Elle prononça, la voix basse, les yeux fixés au sol :
— Plût au ciel que je n'aie pas pardonné ! Ah ! si cette heure pouvait renaître ! comme j'aurais l'affreux courage de le chasser ! Mon pauvre enfant… c'est moi qui l'ai perdu…
Elle continua pensivement :
— J'aurais eu tous les courages s'il avait été tel que je me l'imaginais, et tel qu'il fut longtemps, m'a-t-il dit… marqué par la débauche et par le vice, grossier, déchu… Mais, s'il était méconnaissable comme apparence, au point de vue, comment dirais-je ? au point de vue moral, sûrement il y avait une amélioration. Vous l'aviez soutenu, relevé, et quoique son existence me fût odieuse… tout de même il gardait une certaine tenue, quelque chose comme un fond d'honnêteté qui remontait à la surface. Il était gai, insouciant, heureux. Et il me parlait de vous avec tant d'affection !
Elle cherchait ses mots, embarrassée, n'osant trop condamner devant Lupin le genre d'existence qu'avait choisi Gilbert, et cependant ne pouvant en faire l'éloge.
— Après ? dit Lupin.
— Après, je le revis souvent. Il venait me voir, furtivement, ou bien j'allais le retrouver, et nous nous promenions dans la campagne. C'est ainsi que, peu à peu, j'ai été amenée à lui raconter notre histoire. Tout de suite, il s'enflamma. Lui aussi voulait venger son père, et, en dérobant le bouchon de cristal, se venger lui-même du mal que Daubrecq lui avait fait. Sa première idée — et là-dessus je dois le dire, il ne varia jamais — fut de s'entendre avec vous.

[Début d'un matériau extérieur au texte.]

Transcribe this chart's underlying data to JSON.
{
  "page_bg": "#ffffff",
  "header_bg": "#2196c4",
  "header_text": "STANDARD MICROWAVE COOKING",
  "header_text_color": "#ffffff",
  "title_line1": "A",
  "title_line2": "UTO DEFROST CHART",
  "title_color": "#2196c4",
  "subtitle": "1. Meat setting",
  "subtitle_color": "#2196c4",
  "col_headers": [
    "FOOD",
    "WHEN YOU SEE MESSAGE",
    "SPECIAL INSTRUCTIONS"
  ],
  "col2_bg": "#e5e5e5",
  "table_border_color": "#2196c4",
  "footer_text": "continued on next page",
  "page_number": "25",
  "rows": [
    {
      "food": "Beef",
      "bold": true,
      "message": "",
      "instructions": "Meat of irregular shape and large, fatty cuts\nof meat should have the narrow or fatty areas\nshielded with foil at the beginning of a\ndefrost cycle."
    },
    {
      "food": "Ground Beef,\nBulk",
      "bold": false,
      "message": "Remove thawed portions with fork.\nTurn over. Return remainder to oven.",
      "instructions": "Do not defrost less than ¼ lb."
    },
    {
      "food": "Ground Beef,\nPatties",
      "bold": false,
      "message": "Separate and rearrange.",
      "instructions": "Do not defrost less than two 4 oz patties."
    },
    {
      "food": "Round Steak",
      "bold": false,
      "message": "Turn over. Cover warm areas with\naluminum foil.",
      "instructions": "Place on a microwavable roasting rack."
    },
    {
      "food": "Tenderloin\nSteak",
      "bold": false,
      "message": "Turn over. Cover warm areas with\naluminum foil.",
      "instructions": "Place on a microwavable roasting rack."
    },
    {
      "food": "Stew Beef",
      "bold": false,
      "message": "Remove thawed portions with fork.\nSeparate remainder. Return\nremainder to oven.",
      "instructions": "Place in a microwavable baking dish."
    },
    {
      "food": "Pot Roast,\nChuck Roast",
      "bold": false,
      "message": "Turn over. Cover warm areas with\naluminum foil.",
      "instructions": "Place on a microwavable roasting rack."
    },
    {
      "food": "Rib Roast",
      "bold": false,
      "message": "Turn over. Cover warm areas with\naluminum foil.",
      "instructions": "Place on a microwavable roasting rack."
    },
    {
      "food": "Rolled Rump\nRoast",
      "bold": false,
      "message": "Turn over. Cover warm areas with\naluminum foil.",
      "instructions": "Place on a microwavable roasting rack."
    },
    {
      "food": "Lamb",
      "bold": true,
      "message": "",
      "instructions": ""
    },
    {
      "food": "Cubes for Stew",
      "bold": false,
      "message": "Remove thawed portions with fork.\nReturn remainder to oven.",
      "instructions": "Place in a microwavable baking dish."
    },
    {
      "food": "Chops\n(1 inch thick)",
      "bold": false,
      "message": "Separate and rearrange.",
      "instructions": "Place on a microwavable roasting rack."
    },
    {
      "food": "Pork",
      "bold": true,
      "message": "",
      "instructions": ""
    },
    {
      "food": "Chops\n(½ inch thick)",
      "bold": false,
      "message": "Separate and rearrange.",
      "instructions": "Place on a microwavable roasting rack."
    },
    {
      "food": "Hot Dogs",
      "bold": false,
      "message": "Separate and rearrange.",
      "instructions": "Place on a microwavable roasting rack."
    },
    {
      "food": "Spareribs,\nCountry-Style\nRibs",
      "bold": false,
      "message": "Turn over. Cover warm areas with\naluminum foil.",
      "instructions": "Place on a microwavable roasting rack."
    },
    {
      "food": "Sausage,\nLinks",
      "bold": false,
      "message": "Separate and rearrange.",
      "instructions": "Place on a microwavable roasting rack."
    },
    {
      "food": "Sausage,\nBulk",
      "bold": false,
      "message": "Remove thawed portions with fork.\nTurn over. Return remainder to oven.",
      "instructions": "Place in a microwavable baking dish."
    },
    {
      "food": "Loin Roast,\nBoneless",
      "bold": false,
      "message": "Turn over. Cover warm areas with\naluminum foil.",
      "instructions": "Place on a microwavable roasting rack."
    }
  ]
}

— Eh bien, s'écria Lupin, il fallait…
— Oui, je sais… et j'étais du même avis. Par malheur, mon pauvre Gilbert, vous savez comme il est faible ! subissait l'influence d'un de ses camarades.
— Vaucheray, n'est-ce pas ?
— Oui, Vaucheray, une âme trouble, pleine de fiel et d'envie, un ambitieux sournois, un homme de ruse et de ténèbres, et qui avait pris sur mon fils un empire considérable. Gilbert eut le tort de se confier à lui et de lui demander conseil. Tout le mal vient de là. Vaucheray le convainquit, et me convainquit moi aussi, qu'il valait mieux agir par nous-mêmes. Il étudia l'affaire, en prit la direction, et finalement organisa l'expédition d'Enghien et, sous votre conduite, le cambriolage de la villa Marie-Thérèse, que Prasville et ses agents n'avaient pu visiter à fond, par suite de la surveillance active du domestique Léonard. C'était de la folie. Il fallait, ou bien s'abandonner à votre expérience, ou bien vous tenir absolument en dehors du complot, sous peine de malentendu funeste et d'hésitation dangereuse. Mais que voulez-vous, Vaucheray nous dominait. J'acceptai une entrevue avec Daubrecq au théâtre. Pendant ce temps, l'affaire eut lieu. Quand je rentrai chez moi vers minuit, j'en appris le résultat effroyable, le meurtre de Léonard, l'arrestation de mon fils… Aussitôt, j'eus l'intuition de l'avenir. L'épouvantable prédiction de Daubrecq se réalisait : c'étaient les assises, c'était la condamnation. Et cela par ma faute, par la faute de moi, la mère, qui avait poussé mon fils vers l'abîme d'où rien ne pouvait plus le tirer.
Clarisse se tordait les mains et des frissons de fièvre la secouaient des pieds à la tête. Quelle souffrance peut se comparer à celle d'une mère qui tremble pour la tête de son fils ? Ému de pitié, Lupin lui dit :
— Nous le sauverons. Là-dessus, il n'y pas l'ombre d'un doute. Mais il est nécessaire que je connaisse tous les détails.